On a related note, some of the most burned out and cynical doctors I have ever met worked in the ED. I can see why too. Being surrounded by this crap every day is enough to make you want to pull your hair out.

Please let's not start on socialized medicine. ED medicine basically is socialized medicine 90% of the time and look how great that's working.

EMTALA is ridiculous and it's the reason emergency departments are abused the way they are. But the real question that we need to be asking ourselves is: How do we incentivize the use of primary care and decentivize the use of emergency care? The way the current system is set up there are no financial or legal repercussions to continuous emergency department visits. It allows for tremendous amounts of tax payers dollars to be wasted without any true benefit.
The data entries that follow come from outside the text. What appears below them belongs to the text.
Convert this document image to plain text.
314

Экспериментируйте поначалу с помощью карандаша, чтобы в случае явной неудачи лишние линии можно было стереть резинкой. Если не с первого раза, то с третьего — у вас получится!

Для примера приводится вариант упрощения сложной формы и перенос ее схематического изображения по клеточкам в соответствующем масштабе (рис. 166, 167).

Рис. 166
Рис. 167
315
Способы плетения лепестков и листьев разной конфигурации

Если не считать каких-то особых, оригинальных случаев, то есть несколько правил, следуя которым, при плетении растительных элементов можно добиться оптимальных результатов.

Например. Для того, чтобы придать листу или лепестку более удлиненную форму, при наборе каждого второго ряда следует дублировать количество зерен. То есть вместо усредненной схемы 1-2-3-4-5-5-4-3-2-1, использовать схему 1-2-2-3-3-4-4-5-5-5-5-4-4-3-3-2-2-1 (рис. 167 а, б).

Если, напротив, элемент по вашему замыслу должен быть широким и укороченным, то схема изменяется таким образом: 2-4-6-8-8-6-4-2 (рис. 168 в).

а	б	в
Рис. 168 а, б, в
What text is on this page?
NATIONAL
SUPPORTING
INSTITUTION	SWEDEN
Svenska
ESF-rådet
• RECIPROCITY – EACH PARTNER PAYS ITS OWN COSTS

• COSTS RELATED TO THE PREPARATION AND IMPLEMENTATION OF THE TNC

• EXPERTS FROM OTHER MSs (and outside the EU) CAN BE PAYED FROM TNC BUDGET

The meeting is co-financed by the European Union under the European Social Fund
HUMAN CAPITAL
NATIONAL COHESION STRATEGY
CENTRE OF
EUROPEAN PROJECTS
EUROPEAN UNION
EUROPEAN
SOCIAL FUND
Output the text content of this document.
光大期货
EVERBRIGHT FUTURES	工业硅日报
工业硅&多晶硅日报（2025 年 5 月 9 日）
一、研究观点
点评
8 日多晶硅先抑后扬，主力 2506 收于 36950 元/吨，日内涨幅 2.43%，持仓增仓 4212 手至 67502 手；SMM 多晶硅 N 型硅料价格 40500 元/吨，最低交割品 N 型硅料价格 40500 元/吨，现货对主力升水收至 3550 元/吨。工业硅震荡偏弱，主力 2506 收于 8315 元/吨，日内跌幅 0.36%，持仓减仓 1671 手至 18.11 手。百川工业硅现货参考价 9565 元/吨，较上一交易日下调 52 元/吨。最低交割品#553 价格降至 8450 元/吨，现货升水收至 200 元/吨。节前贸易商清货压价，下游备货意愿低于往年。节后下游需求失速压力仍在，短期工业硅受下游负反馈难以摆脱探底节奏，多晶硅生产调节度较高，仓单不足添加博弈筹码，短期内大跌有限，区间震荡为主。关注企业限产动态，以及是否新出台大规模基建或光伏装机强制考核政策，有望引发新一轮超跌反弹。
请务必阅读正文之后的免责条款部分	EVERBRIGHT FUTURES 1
The emergency department isn't equipped to care for patients long term so we need to stop acting like we are doing a service to these patients because we aren't.
 
EMTALA is ridiculous and it's the reason emergency departments are abused the way they are. But the real question that we need to be asking ourselves is: How do we incentivize the use of primary care and decentivize the use of emergency care? The way the current system is set up there are no financial or legal repercussions to continuous emergency department visits. It allows for tremendous amounts of tax payers dollars to be wasted without any true benefit. The emergency department isn't equipped to care for patients long term so we need to stop acting like we are doing a service to these patients because we aren't.

Not quite true.

There are huge financial repercussions for abuse of the ED if you are a middle class, insured individual. Those people pay huge copays for utilisation of the ED.

The self-pays, medicaid, medicare pts - they have no real repercussions so good luck getting them to wait for their PCP.
 
Not quite true.

There are huge financial repercussions for abuse of the ED if you are a middle class, insured individual. Those people pay huge copays for utilisation of the ED.

The self-pays, medicaid, medicare pts - they have no real repercussions so good luck getting them to wait for their PCP.

I was referring to those who abuse the emergency department with taxpayer funds i.e the poor and the elderly. This is why we need to find a way to incenticize the use of primary care and decentivize the use of emergency care.
 
I didn't read this thread in detail, so I am sure someone already brought this up....but you know critical care can be a fellowship from EM right? That way you can go with EM (which is clearly the best specialty in my opinion lol) and if you don't want to stay in it, do a CC fellowship. Very common. If I was trying to decide between the two that is what I would do because that way you don't have to choose just one. Best of luck!